I just have a preference for dropping these words from my own language, and don’t really comment on someone using them to include me unless I know them well enough to joke around about it. I understand many people are fine with it, and I’m not the language police. I do find it interesting to think about, and consider where the language we use comes from, and to occasionally challenge it, but that’s more being a nerd than any militant advocate or whatever.
I’ve named my car a male-coded name (based on a funny reading of its SiriusXM radio ID) but when I plug it in it screams “charging started” in a distinctly female voice, so I think it’s possiblly gender-fluid or non-binary. Either way, I respect its choice as long as it keeps me safe (and perhaps a little less judgy on the lane assist, thank you…!)
I’ve been hearing (from all genders) and using “dude” in a gender-neutral way here in Chicago since the mid-90s, so much as “dude” is being used anymore (seems like it’s not quite as popular as twenty to thirty years ago.) The dictionaries seem to attribute it only to males, but, I hear it used for all genders (though, admittedly, moreso towards men.)

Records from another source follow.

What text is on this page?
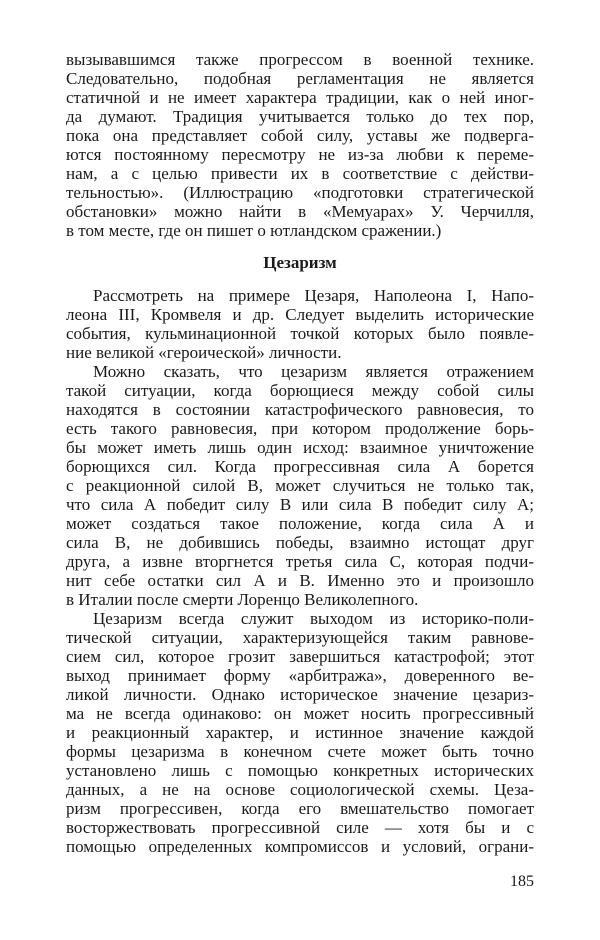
вызывавшимся также прогрессом в военной технике.
Следовательно, подобная регламентация не является
статичной и не имеет характера традиции, как о ней иног-
да думают. Традиция учитывается только до тех пор,
пока она представляет собой силу, уставы же подверга-
ются постоянному пересмотру не из-за любви к переме-
нам, а с целью привести их в соответствие с действи-
тельностью». (Иллюстрацию «подготовки стратегической
обстановки» можно найти в «Мемуарах» У. Черчилля,
в том месте, где он пишет о ютландском сражении.)
Цезаризм
Рассмотреть на примере Цезаря, Наполеона I, Напо-
леона III, Кромвеля и др. Следует выделить исторические
события, кульминационной точкой которых было появле-
ние великой «героической» личности.
Можно сказать, что цезаризм является отражением
такой ситуации, когда борющиеся между собой силы
находятся в состоянии катастрофического равновесия, то
есть такого равновесия, при котором продолжение борь-
бы может иметь лишь один исход: взаимное уничтожение
борющихся сил. Когда прогрессивная сила А борется
с реакционной силой В, может случиться не только так,
что сила А победит силу В или сила В победит силу А;
может создаться такое положение, когда сила А и
сила В, не добившись победы, взаимно истощат друг
друга, а извне вторгнется третья сила С, которая подчи-
нит себе остатки сил А и В. Именно это и произошло
в Италии после смерти Лоренцо Великолепного.
Цезаризм всегда служит выходом из историко-поли-
тической ситуации, характеризующейся таким равнове-
сием сил, которое грозит завершиться катастрофой; этот
выход принимает форму «арбитража», доверенного ве-
ликой личности. Однако историческое значение цезариз-
ма не всегда одинаково: он может носить прогрессивный
и реакционный характер, и истинное значение каждой
формы цезаризма в конечном счете может быть точно
установлено лишь с помощью конкретных исторических
данных, а не на основе социологической схемы. Цеза-
ризм прогрессивен, когда его вмешательство помогает
восторжествовать прогрессивной силе — хотя бы и с
помощью определенных компромиссов и условий, ограни-
185
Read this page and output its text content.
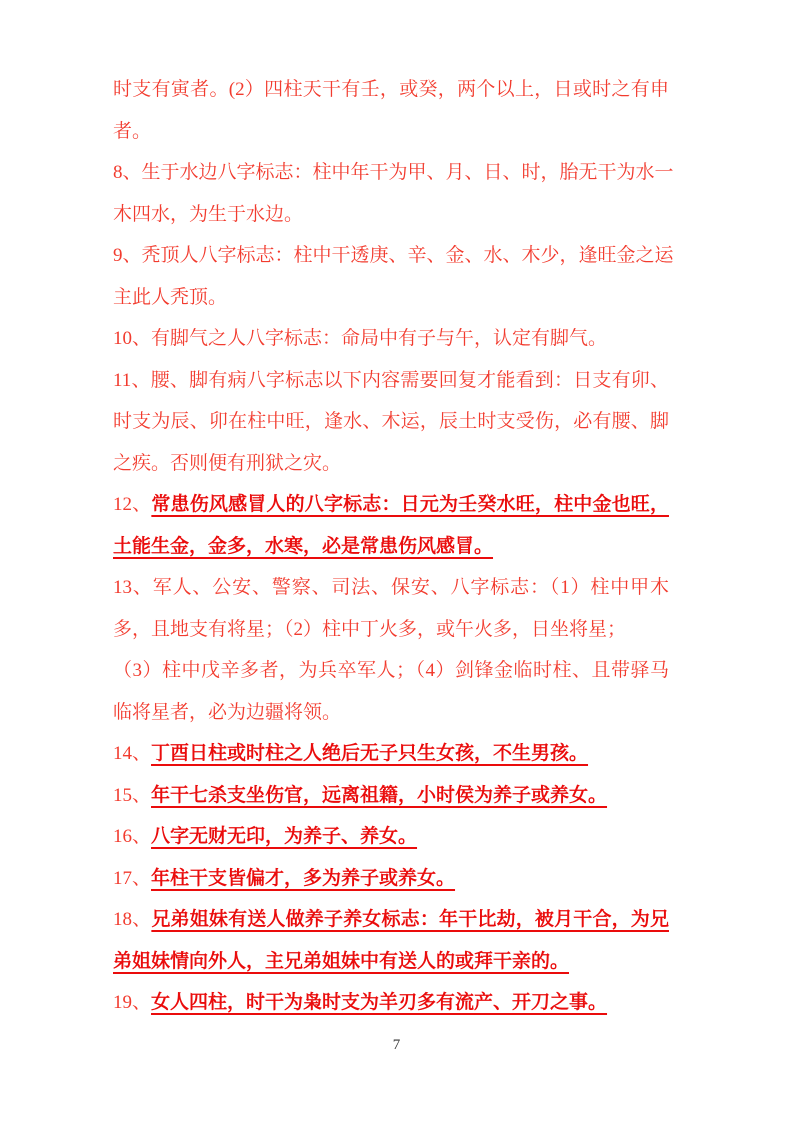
时支有寅者。(2）四柱天干有壬，或癸，两个以上，日或时之有申
者。
8、生于水边八字标志：柱中年干为甲、月、日、时，胎无干为水一
木四水，为生于水边。
9、秃顶人八字标志：柱中干透庚、辛、金、水、木少，逢旺金之运
主此人秃顶。
10、有脚气之人八字标志：命局中有子与午，认定有脚气。
11、腰、脚有病八字标志以下内容需要回复才能看到：日支有卯、
时支为辰、卯在柱中旺，逢水、木运，辰土时支受伤，必有腰、脚
之疾。否则便有刑狱之灾。
12、常患伤风感冒人的八字标志：日元为壬癸水旺，柱中金也旺，
土能生金，金多，水寒，必是常患伤风感冒。
13、军人、公安、警察、司法、保安、八字标志：（1）柱中甲木
多，且地支有将星；（2）柱中丁火多，或午火多，日坐将星；
（3）柱中戊辛多者，为兵卒军人；（4）剑锋金临时柱、且带驿马
临将星者，必为边疆将领。
14、丁酉日柱或时柱之人绝后无子只生女孩，不生男孩。
15、年干七杀支坐伤官，远离祖籍，小时侯为养子或养女。
16、八字无财无印，为养子、养女。
17、年柱干支皆偏才，多为养子或养女。
18、兄弟姐妹有送人做养子养女标志：年干比劫，被月干合，为兄
弟姐妹情向外人，主兄弟姐妹中有送人的或拜干亲的。
19、女人四柱，时干为枭时支为羊刃多有流产、开刀之事。
7
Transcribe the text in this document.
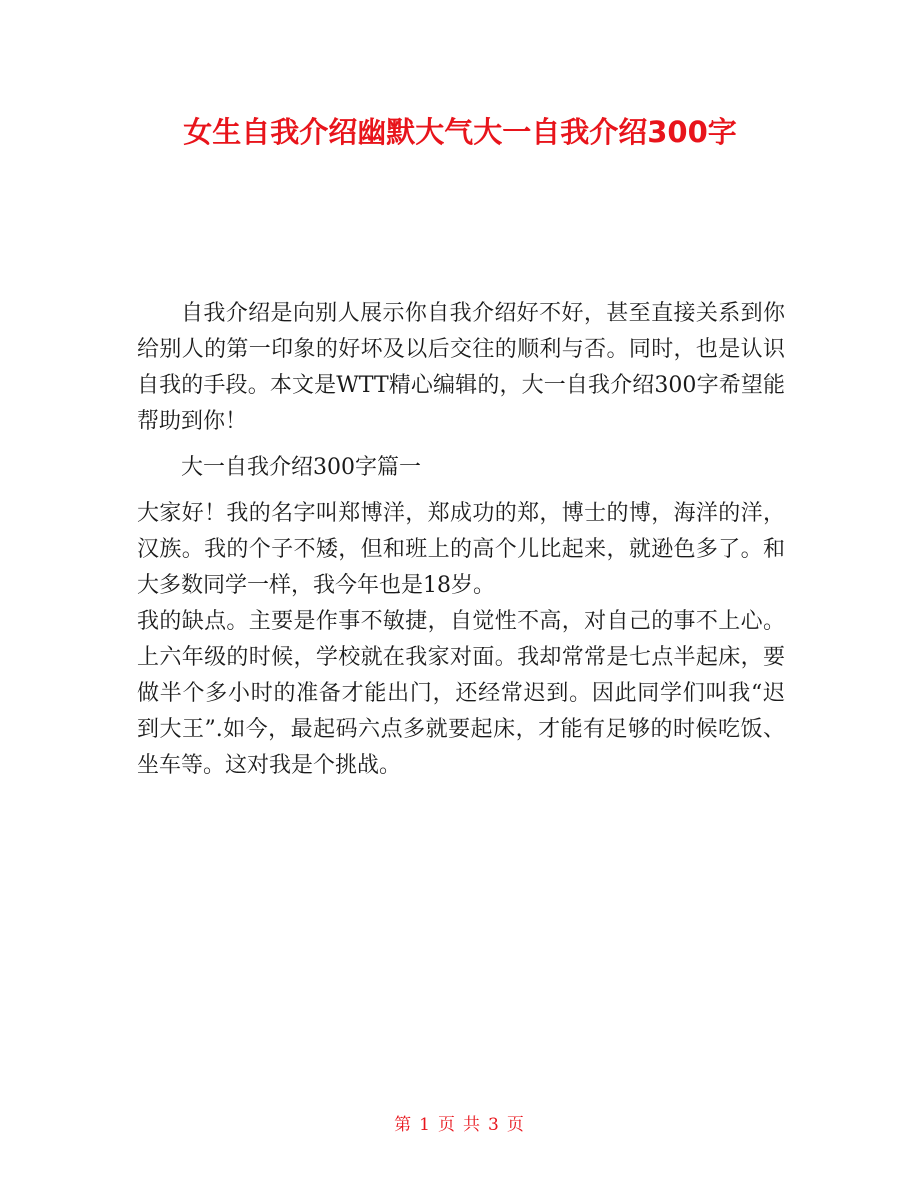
女生自我介绍幽默大气大一自我介绍300字

自我介绍是向别人展示你自我介绍好不好，甚至直接关系到你给别人的第一印象的好坏及以后交往的顺利与否。同时，也是认识自我的手段。本文是WTT精心编辑的，大一自我介绍300字希望能帮助到你！

大一自我介绍300字篇一

大家好！我的名字叫郑博洋，郑成功的郑，博士的博，海洋的洋，汉族。我的个子不矮，但和班上的高个儿比起来，就逊色多了。和大多数同学一样，我今年也是18岁。

我的缺点。主要是作事不敏捷，自觉性不高，对自己的事不上心。上六年级的时候，学校就在我家对面。我却常常是七点半起床，要做半个多小时的准备才能出门，还经常迟到。因此同学们叫我“迟到大王”.如今，最起码六点多就要起床，才能有足够的时候吃饭、坐车等。这对我是个挑战。

第 1 页 共 3 页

Nah, go high-tech and get an ASR-33! (ASR = “Automatic Send Receive”). It’s a KSR but with a paper tape reader and punch. In Ye Olde Dayes that was the standard I/O device on PDP-8s and other small computers – in fact, it was the only I/O device. Its input and output speed was 10 cps (characters per second). It predated the RS-232 serial interface; its connection to the computer was 20 ma current loop, usually in the form of a flat white plastic Molex connector. Yes, I’m old.
Well, except when a drill instructor or other hypermasculine leader type refers to his squad of inadequate and unimpressive charges as “ladies,” which is completely unproblematic and not at all reflective of underlying sexism, you betcha.
Nobody could possibly argue that society, and our associated language, has not been oppressively pervaded by male-centric sexism. But come on, let’s lighten up a little and consider that terms like “you guys” applied to a group of men and women, or of women only, has a perfectly understandable gender-neutral meaning in the present day.
Quite the digression! My apology might (or might not) be unnecessary; but IME trans folk are often more aware of gendered language than cis folk, and I wanted to be clear that, while I was annoyed at BigT, I wasn’t using a plausibly-deniable misgendering to express that annoyance.
For reasons I can’t really work out, that one really grates me.
I’m obviously not American. Probable reason for my discontent: I’m the proper English speaking son of a proper UK born English teacher, and while I never used “y’all” or even “you all” to address a group (or, shudder, a single person) I do know its provenance.
But this is up there with linguistic heresies, just like taking the second “i” out of “aluminium”.